The Girl with the Dragon Tattoo: Ne Anladım Bu İşten?

   The Girl with the Dragon Tattoo(orjinali: Män som hatar kvinnor) önce roman serisiyle(Millennium), daha sonra filmleriyle çok popüler son yıllarda bilenler bilir. Üçlemenin yaratıcısı İsveçli yazar Stieg Larsson, romanları yazarken acaba aklına gelmiş midir, üzerinden 39583 kişinin ekmek yiyeceği. 


  Daha önce İsveç yapımı orta seviye filmini izleyip, ''hmm ok.'' dediğim hikayenin bu kez David Fincher tarafından işleneceğini öğrenince heyecanlanmıştım biraz.
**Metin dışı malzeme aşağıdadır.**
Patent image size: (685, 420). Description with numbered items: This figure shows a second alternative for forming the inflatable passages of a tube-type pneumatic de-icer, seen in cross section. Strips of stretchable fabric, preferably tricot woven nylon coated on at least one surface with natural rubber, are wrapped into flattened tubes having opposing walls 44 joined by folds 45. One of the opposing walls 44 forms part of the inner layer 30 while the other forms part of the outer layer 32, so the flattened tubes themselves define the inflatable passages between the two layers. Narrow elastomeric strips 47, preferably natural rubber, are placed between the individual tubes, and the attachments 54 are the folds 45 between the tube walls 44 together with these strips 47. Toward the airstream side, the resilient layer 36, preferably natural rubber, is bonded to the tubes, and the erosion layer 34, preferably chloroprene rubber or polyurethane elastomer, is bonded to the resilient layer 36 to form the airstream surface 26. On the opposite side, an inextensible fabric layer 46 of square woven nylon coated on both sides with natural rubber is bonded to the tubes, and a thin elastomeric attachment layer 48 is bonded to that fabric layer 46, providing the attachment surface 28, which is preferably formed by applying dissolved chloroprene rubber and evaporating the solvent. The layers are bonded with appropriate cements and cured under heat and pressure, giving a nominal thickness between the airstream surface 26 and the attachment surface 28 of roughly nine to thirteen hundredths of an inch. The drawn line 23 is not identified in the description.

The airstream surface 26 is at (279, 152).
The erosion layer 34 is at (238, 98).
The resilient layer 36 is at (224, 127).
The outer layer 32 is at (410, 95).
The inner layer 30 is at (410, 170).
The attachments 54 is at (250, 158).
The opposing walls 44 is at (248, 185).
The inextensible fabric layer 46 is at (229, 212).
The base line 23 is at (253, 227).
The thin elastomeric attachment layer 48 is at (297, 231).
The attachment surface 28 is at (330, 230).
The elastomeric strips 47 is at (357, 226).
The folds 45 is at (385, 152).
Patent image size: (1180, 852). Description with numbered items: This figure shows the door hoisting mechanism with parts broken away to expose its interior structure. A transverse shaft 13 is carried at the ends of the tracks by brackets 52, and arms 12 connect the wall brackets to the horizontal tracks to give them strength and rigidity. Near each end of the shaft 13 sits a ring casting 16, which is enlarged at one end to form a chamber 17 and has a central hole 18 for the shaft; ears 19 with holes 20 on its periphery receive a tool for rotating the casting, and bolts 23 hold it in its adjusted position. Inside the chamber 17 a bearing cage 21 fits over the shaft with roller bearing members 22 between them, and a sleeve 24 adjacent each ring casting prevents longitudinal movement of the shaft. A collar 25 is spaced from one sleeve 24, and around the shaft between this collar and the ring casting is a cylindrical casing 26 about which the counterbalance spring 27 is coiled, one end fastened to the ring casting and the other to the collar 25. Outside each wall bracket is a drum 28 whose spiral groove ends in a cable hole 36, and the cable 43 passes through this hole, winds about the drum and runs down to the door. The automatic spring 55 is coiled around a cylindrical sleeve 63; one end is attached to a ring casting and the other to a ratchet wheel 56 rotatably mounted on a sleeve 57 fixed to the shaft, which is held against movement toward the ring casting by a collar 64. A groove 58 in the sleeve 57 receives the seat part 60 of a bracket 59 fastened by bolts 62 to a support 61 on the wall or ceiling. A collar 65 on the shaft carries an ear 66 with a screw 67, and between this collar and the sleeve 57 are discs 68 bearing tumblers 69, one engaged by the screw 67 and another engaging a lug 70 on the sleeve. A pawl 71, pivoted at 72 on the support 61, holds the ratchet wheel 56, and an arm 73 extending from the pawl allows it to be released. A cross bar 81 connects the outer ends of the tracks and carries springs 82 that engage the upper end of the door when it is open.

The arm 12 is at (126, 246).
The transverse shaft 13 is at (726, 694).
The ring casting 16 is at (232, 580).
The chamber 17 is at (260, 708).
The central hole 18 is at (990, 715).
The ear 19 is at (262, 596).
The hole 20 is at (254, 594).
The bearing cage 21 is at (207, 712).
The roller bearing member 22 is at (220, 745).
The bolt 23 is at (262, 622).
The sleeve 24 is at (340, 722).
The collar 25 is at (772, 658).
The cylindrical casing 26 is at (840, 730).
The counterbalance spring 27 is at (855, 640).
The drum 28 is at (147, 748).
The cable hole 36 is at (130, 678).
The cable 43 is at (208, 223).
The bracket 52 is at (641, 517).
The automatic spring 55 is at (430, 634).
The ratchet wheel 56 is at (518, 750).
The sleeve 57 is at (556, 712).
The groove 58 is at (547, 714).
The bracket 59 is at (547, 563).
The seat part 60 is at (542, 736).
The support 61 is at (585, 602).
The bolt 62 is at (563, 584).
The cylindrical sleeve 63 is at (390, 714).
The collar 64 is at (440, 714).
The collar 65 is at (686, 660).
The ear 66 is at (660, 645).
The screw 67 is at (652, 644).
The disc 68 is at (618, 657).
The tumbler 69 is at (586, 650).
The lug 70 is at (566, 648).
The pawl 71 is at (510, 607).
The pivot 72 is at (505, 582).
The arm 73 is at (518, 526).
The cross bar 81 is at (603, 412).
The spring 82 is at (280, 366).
O kadar işin gücün arasında bu işe kolları sıvadığına göre bir bildiği vardır, iyi bir şeyler çıkaracak karşımıza diye düşünmüştüm. Yanılmışım...
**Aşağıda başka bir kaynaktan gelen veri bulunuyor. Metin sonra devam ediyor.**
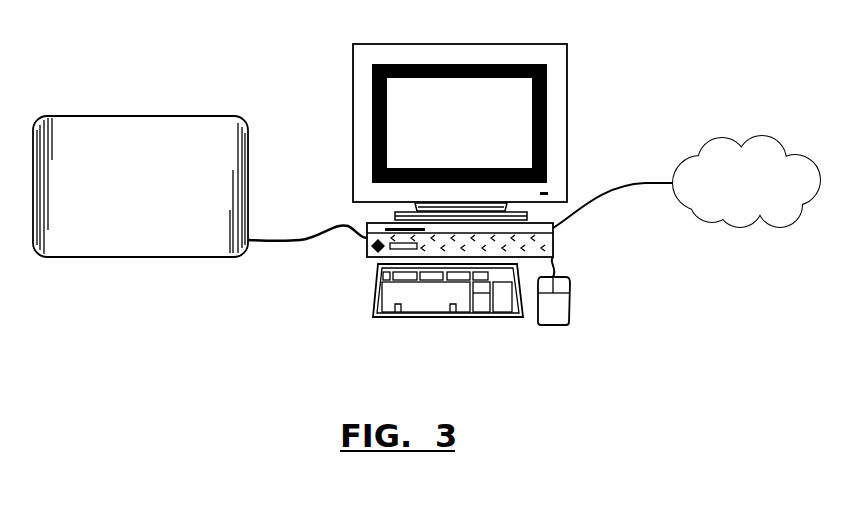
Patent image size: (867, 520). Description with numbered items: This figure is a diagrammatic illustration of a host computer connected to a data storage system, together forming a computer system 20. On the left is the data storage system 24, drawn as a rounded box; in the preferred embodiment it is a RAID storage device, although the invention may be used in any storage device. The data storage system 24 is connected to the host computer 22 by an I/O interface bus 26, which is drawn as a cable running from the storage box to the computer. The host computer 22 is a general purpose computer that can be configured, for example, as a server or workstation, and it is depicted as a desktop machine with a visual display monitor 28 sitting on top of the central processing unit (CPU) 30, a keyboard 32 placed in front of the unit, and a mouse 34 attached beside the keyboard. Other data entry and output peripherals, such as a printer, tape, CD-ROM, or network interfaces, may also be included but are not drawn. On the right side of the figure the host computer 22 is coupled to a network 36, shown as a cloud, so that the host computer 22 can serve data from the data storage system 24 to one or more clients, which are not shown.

The computer system 20 is at (189, 42).
The host computer 22 is at (455, 40).
The data storage system 24 is at (137, 114).
The I/O interface bus 26 is at (340, 224).
The visual display monitor 28 is at (568, 113).
The central processing unit (CPU) 30 is at (556, 238).
The keyboard 32 is at (375, 292).
The mouse 34 is at (570, 290).
The network 36 is at (726, 140).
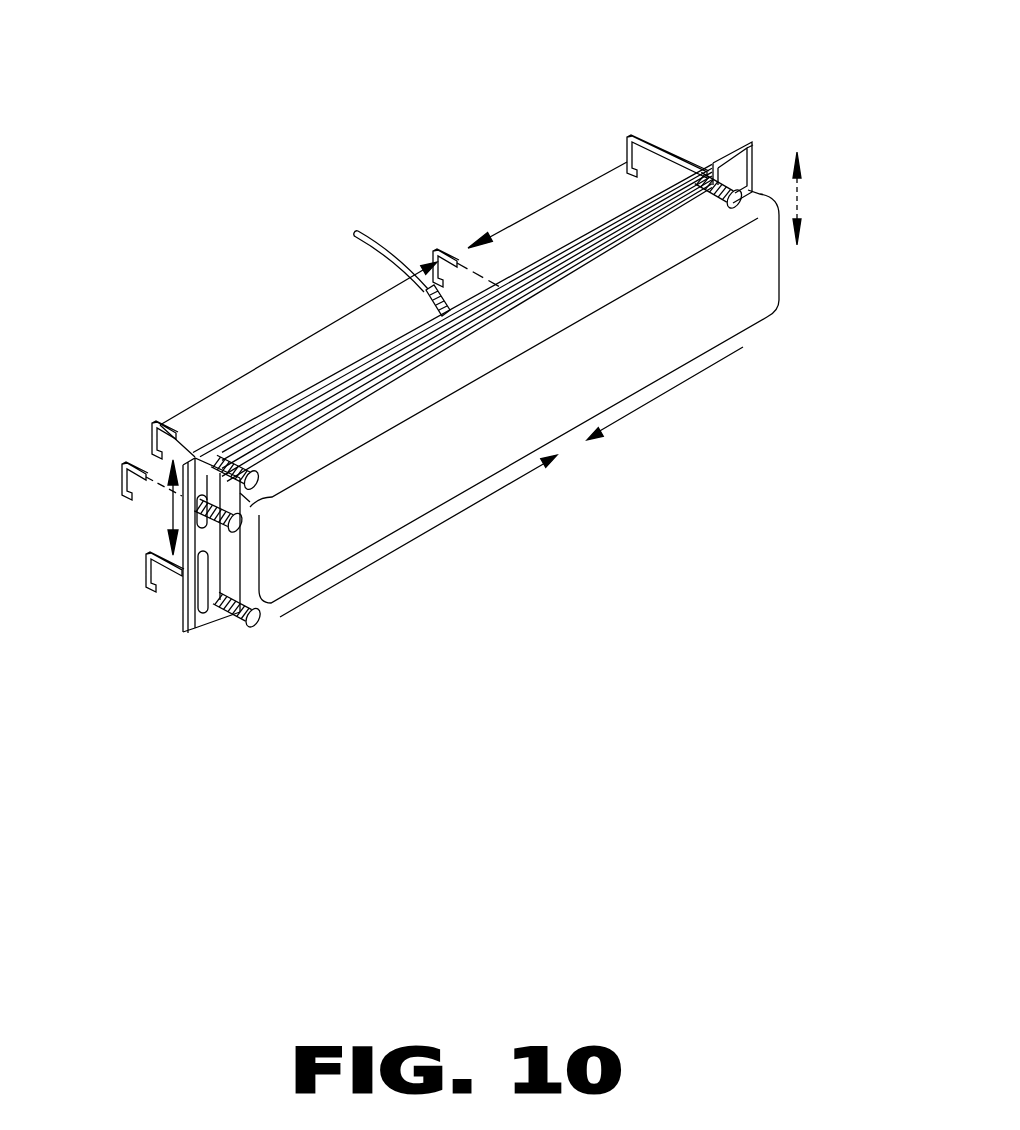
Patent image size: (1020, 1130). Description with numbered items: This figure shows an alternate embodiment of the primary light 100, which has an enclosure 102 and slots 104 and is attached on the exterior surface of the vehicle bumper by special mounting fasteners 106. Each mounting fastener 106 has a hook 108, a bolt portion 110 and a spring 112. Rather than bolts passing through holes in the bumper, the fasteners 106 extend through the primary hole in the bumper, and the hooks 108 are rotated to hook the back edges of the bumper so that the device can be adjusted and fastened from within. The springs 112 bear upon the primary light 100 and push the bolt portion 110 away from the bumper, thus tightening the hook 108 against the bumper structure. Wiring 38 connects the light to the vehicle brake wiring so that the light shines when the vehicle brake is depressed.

The wiring 38 is at (362, 228).
The primary light 100 is at (372, 358).
The enclosure 102 is at (687, 313).
The slots 104 is at (282, 430).
The mounting fasteners 106 is at (679, 118).
The hook 108 is at (626, 141).
The bolt portion 110 is at (755, 195).
The spring 112 is at (722, 140).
 Düşünün beyler, bir remakein başına oturmuşsunuz, tam 2 saat 38 dakika... Daha önce 2 defa izlediğiniz, ama öyle bayıla bayıla izlemediğiniz, aman aman sevmediğiniz bir serinin remakei.. Oturuyorsunuz o 2 saat 38 dakikanızı filmle geçiriyorsunuz ve film bittikten sonra şu soruya cevap veremiyorsunuz: '' İsveç yapımı filmle arasındaki 7 fark ne ki bunun?'' 


 Lan sigarayı bırakmamın 2. gününde, başım deli gibi çatlarken yapılacak şey miydi bu? Neyse film hakkında 2 kelam edelim biraz. Öncelikli eleştirim kesinlikle filmde bir ''David Fincher sineması'' farkı göremeyişimiz. Birkaç yerde(özellikle finalinde) eklediği yorum farkını falan es geçiyorum sanılmasın. Fakat anlatımı, olayların işleyiş hızı, çözüm, düğüm kısımları vs.. biraz daha birbirine karışır Fincher'ın elinde diye tahmin ediyordum. Fakat Fincher merhum yazar Larsson'a saygıda kusur etmeyim derken bir remake için vasat bir film çıkarmış ortaya. 
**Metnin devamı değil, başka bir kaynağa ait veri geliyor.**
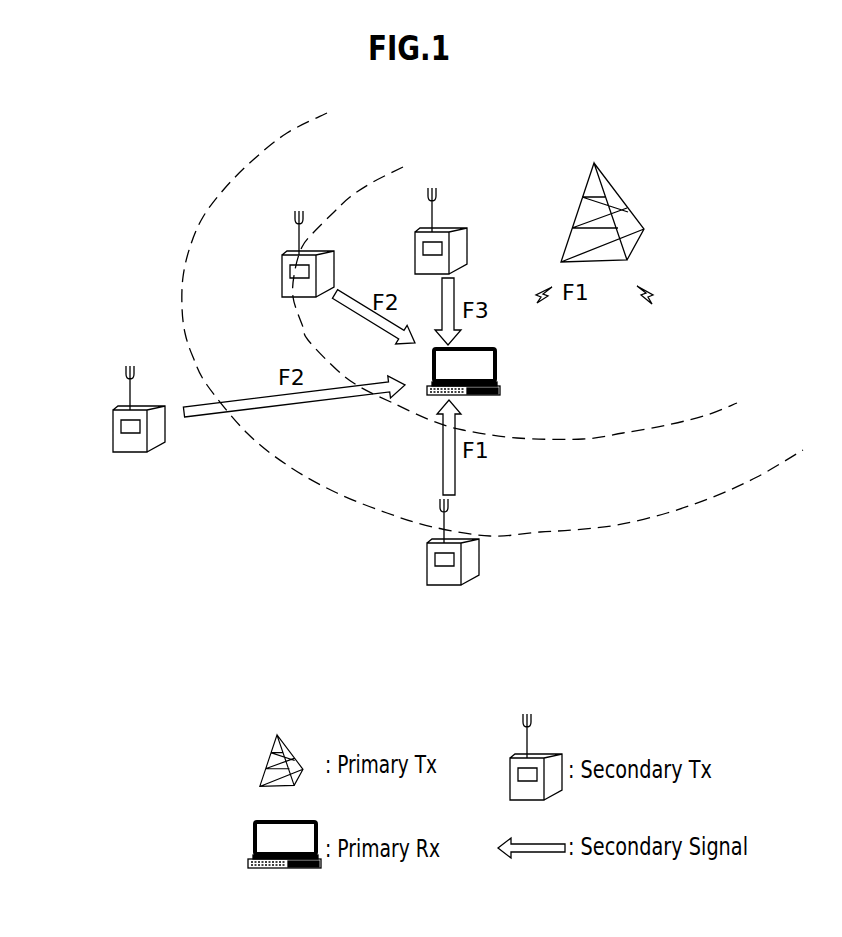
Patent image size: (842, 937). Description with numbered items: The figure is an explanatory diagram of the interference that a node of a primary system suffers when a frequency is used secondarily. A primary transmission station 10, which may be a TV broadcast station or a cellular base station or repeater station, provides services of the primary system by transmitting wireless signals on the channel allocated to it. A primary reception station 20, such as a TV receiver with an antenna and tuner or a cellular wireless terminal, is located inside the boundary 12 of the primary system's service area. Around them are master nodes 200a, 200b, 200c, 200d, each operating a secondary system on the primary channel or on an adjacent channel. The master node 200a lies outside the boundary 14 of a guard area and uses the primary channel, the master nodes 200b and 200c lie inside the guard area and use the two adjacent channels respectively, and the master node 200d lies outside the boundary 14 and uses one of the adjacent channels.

The primary transmission station 10 is at (608, 183).
The boundary of service area 12 is at (625, 435).
The boundary of guard area 14 is at (638, 522).
The primary reception station 20 is at (500, 380).
The master node 200a is at (462, 541).
The master node 200b is at (297, 217).
The master node 200c is at (434, 198).
The master node 200d is at (115, 409).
 Filmin başrolünde Fincher'ın daha önce ''The Social Network'' de de beraber çalıştığı Rooney Mara var. Film adına yapılan bütün olumlu eleştiriler kendisiyle ilgili zaten. Daha önce Lisbeth'e can veren Noomi Rapace'nin 1, hatta 2 adım önündeydi kesinlikle. Zaten gösterdiği gelişim Akademi tarafından da dikkate alınmış olacak ki, En İyi Kadın Oyuncu dalında bir adaylık geldi bile. Fakat Oscar için biraz erken gibi, Viola Davis gibi güçlü bir rakiple yarışıyor çünkü. Olsun önemli olan basamak atlamaktı zaten kendisi için, Lisbeth fırsatını da fazlasıyla iyi değerlendirmiş. Nam-ı diğer Bond abimiz Daniel Craig de idare etmiş. Kötü denemez, ama çok çok özel bir performans da koymamış ortaya.


 Onun dışında  Fincher'ın görüntü teknolojisine ve bu kadar karanlık bir filmi bile 2.5 saat izlenilir kılabilecek sinematografisine diyecek yok. Bu yüzden o kadar da pişman değilim aslında, seviyorum Fincher filmleri izlemeyi.     Çok yorucu olabilecek bir hikayeyi iyi kıvırmışlar denebilir. Kız ve gazetecinin yolları kesişmeden öncesine kadar yaşananları ''e hadi be amk, karşılaşsınlar artık.'' diyerek izletmedi. Seyirciyi yormadan atıldı karakterlerin, hikayenin düğümleri ve fazla sündürülmeden açıklandı çözüm kısmı. Ama bu övgülerin de büyük kısmı serinin yazarı Steig Larsson'a gitmeli sanırım. Çünkü önceki filmin de anlatım tarzı hoşuma gitmişti ve o filmin yönetmeni Niels Arden Opley'in romana fazla bir yorum katmadığı söyleniyordu. E Fincher'ınki de öbür filmin copy pastesi olduğuna göre maharet yine Steig Larsson'da galiba. Buraya kadar okuyup da '''Hasta mısın amk, ne takmışsın remake mevzusuna?'' diyenler olabilir. Takarım abi, David Fincher yiyorsa bu bokları takarım. Sigarasızım zaten sinir tepemde... Neyse.

Hiç yorum yok:

Yorum Gönder

Aklına gelen bir şey varsa yaz.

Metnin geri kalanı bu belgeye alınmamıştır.